The historic Allied invasion that happened there and its logistical achievements continue to intrigue many people. And even though most of the scars of the war are long gone, enough items have been preserved to keep the knowledgeable visitor very busy.
A few German gun emplacements and bunkers remain on guard above the beach. Equally haunting are the remnants of the breakwater sections that were towed from Britain to create a post-invasion harbor at Arromanches. The various beaches that took on World War II names of Omaha, Utah, Gold, Juno and Sword are now by and large just another pleasant site for summer fun and in some areas are again lined with vacation homes.
The centerpiece of any visit has to be the American cemetery at Normandy, a serene resting place for thousands of heroes. It is hard to fathom the tragedy of it all without tears. From the cemetery’s edge you can view Omaha Beach and Point du Hoc, once courageously climbed by the Army Rangers.
For the World War II aficionado, Normandy can be a launching point from which you can follow the troops through France. At the end of “The Longest Day” few things had gone as planned and only two small areas were secured, but that enabled progress in the days that followed. Today, farm modernization and urbanization have caused a lot of the once-famous hedgerows to disappear.
The Peace Museum at Caen is terrific and worth touring. Its well thought-out displays on the causes of World War II become ever darker as the conflict unfolds. Even the building’s façade is intriguing, as it represents the German “Western Wall,” with the entrance the breach created by the Allies.

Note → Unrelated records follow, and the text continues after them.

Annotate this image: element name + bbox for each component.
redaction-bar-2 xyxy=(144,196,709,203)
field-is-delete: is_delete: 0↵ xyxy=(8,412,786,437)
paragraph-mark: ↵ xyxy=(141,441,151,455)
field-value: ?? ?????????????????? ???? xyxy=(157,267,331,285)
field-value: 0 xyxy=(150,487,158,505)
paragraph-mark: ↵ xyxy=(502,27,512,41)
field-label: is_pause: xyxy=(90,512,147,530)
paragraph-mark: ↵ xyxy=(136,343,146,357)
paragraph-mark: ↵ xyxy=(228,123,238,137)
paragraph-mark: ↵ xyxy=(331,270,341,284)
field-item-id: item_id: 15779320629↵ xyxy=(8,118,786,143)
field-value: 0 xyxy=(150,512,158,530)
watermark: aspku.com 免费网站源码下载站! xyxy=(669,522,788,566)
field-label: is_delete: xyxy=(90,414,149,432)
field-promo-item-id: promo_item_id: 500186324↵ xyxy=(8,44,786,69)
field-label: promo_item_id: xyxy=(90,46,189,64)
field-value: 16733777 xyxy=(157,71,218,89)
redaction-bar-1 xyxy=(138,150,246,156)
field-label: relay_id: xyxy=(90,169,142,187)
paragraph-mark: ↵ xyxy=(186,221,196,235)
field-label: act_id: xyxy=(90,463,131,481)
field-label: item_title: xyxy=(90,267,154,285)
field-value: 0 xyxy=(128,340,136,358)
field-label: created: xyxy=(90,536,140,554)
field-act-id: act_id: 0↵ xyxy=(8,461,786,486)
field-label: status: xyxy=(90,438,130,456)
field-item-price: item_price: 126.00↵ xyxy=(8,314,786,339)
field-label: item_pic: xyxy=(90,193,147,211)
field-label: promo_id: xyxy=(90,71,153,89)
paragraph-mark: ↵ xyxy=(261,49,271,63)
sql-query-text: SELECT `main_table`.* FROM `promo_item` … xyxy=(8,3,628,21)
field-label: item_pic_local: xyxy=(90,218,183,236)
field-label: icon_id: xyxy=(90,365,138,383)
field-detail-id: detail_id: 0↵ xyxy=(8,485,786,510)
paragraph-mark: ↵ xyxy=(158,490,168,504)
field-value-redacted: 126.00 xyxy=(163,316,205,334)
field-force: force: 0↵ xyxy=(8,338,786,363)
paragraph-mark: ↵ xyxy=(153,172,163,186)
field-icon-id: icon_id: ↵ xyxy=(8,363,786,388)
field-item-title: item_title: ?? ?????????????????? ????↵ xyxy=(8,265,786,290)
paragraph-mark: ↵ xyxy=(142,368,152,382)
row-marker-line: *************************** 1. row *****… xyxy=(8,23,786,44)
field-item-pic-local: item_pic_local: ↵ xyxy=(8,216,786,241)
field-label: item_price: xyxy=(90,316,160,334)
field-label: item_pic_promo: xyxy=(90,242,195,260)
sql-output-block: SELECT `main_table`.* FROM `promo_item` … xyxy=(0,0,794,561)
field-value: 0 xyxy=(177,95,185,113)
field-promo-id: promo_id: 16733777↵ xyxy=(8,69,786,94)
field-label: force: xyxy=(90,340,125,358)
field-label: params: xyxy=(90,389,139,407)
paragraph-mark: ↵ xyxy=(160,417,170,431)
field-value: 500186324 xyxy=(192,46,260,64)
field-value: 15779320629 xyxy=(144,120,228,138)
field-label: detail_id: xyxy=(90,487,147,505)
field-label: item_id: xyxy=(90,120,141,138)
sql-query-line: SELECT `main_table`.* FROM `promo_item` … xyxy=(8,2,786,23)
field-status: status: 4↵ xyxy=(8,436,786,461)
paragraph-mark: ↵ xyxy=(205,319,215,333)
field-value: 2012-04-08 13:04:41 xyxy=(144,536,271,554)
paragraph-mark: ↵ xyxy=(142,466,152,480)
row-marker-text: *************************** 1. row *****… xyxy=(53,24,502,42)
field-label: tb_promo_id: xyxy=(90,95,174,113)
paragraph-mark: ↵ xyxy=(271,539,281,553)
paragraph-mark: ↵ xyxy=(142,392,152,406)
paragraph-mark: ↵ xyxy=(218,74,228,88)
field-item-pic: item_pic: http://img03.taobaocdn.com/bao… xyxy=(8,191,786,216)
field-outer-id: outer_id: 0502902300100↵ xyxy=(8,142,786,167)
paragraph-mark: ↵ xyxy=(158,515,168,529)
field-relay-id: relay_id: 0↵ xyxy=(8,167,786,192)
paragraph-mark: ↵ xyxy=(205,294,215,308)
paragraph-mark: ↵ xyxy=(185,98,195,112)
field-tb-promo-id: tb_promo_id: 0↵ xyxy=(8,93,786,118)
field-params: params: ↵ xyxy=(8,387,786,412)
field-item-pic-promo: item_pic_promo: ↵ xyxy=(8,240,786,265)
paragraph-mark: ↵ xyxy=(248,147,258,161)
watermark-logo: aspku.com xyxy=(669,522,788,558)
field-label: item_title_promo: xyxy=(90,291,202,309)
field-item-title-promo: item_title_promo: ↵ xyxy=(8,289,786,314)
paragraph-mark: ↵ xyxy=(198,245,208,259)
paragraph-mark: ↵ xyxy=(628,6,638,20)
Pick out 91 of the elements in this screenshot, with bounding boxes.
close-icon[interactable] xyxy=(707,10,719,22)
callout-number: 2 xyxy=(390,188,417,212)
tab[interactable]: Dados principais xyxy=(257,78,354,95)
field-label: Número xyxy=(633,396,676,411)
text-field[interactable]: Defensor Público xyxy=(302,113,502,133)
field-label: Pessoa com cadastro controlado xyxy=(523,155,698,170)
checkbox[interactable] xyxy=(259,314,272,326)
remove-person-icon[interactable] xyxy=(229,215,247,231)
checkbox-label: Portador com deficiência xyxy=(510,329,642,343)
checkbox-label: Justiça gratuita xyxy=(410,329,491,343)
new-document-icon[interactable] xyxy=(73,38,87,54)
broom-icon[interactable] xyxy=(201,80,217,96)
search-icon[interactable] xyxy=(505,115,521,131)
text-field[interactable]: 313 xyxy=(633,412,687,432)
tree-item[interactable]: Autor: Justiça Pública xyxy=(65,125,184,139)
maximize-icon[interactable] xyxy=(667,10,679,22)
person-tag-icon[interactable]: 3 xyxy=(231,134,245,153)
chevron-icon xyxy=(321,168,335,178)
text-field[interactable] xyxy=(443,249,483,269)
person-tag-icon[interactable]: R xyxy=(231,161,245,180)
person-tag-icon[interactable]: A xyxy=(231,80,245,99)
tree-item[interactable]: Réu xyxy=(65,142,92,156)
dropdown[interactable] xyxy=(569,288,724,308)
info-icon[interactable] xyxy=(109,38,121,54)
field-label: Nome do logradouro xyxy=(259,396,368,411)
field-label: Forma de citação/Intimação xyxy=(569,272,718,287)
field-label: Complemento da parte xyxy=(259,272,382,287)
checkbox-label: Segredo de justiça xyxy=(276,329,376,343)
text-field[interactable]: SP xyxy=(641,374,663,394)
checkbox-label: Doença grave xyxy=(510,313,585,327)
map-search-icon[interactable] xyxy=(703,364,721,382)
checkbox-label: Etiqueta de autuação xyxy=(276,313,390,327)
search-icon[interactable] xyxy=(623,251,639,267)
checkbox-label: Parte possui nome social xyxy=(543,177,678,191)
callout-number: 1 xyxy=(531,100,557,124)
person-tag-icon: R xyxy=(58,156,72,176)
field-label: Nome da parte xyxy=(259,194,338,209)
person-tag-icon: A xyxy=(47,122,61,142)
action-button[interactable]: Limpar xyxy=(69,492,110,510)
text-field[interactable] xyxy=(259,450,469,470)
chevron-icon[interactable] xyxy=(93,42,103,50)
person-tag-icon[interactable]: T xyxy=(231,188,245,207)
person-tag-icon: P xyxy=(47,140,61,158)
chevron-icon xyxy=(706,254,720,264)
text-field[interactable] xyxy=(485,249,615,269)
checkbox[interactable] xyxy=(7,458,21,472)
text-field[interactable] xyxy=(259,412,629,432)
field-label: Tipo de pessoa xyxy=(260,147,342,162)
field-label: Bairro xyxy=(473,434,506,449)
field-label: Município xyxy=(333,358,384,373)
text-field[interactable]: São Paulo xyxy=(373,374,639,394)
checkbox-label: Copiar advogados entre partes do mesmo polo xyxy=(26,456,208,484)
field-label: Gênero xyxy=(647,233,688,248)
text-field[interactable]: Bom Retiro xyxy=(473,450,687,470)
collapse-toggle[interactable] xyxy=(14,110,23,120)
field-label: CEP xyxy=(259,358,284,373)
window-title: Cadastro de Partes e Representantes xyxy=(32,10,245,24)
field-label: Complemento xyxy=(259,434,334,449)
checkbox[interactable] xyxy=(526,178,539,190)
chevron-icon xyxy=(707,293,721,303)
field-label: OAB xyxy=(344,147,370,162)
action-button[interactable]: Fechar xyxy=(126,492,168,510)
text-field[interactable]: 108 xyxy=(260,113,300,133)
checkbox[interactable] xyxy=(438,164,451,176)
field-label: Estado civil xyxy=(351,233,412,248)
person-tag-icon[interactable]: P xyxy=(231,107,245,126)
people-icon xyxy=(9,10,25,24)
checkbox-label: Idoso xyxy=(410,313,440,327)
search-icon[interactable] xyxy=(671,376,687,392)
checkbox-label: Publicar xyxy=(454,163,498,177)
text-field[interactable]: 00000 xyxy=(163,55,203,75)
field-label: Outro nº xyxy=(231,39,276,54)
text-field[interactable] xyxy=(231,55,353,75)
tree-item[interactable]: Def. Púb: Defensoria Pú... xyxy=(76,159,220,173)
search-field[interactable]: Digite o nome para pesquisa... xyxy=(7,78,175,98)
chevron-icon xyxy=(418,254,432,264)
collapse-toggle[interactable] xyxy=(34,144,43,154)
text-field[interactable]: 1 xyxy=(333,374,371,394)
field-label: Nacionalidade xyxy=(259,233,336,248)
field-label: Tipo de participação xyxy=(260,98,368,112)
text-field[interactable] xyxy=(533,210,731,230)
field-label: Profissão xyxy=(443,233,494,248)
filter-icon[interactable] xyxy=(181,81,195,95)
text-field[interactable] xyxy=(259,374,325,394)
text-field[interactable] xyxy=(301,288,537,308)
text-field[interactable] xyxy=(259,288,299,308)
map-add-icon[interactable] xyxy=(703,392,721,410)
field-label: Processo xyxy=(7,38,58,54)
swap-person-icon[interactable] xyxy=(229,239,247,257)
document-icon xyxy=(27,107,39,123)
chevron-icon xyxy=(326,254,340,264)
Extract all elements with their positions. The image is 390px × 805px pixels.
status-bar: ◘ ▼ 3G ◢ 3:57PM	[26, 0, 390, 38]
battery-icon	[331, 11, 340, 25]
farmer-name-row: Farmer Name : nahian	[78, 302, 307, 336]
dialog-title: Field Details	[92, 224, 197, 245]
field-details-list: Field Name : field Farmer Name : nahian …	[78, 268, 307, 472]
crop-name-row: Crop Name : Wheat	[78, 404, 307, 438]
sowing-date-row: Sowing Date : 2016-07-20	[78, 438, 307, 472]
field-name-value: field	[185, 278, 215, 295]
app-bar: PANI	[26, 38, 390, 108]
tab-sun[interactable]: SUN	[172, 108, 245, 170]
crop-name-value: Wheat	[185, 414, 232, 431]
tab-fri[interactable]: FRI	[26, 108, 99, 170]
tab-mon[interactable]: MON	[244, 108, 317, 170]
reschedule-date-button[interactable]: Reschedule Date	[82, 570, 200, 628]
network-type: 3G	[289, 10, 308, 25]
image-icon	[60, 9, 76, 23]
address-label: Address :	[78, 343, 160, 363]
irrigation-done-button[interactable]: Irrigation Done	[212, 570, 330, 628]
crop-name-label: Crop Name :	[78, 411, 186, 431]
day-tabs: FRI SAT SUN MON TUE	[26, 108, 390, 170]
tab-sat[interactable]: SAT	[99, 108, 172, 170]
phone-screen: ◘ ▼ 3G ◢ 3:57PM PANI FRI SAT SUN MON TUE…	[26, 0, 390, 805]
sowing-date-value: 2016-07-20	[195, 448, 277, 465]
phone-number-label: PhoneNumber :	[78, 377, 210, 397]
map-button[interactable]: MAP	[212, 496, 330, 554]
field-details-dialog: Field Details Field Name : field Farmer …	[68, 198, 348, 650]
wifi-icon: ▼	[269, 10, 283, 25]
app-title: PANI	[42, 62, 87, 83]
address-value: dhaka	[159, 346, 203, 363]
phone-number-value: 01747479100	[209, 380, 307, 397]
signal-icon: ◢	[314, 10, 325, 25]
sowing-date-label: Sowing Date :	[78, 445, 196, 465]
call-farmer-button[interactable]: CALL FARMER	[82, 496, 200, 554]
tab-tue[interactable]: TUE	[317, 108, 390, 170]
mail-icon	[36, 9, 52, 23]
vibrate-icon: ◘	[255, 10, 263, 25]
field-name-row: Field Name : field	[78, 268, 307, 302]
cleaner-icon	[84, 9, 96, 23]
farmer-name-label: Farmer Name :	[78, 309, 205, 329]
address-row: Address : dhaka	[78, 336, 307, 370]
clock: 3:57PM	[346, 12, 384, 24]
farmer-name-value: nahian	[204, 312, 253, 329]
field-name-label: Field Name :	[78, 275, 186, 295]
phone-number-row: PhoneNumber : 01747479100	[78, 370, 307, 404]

There is much more to see in this region of France, which is also partly dairy country (home of Camembert cheese) and apple cider country. Normandy is not really far from Paris, and for many it is an area for a weekend retreat. Here or within a short driving distance are the Medieval charm of Bayeux and its historic tapestry, the impressive island of Mont Saint-Michel, the charming Viking fishing village of Honfleur (home to composer Erik Satie), and assorted cathedrals and ruined abbeys. For the art-lover, Monet’s Giverny is nearby.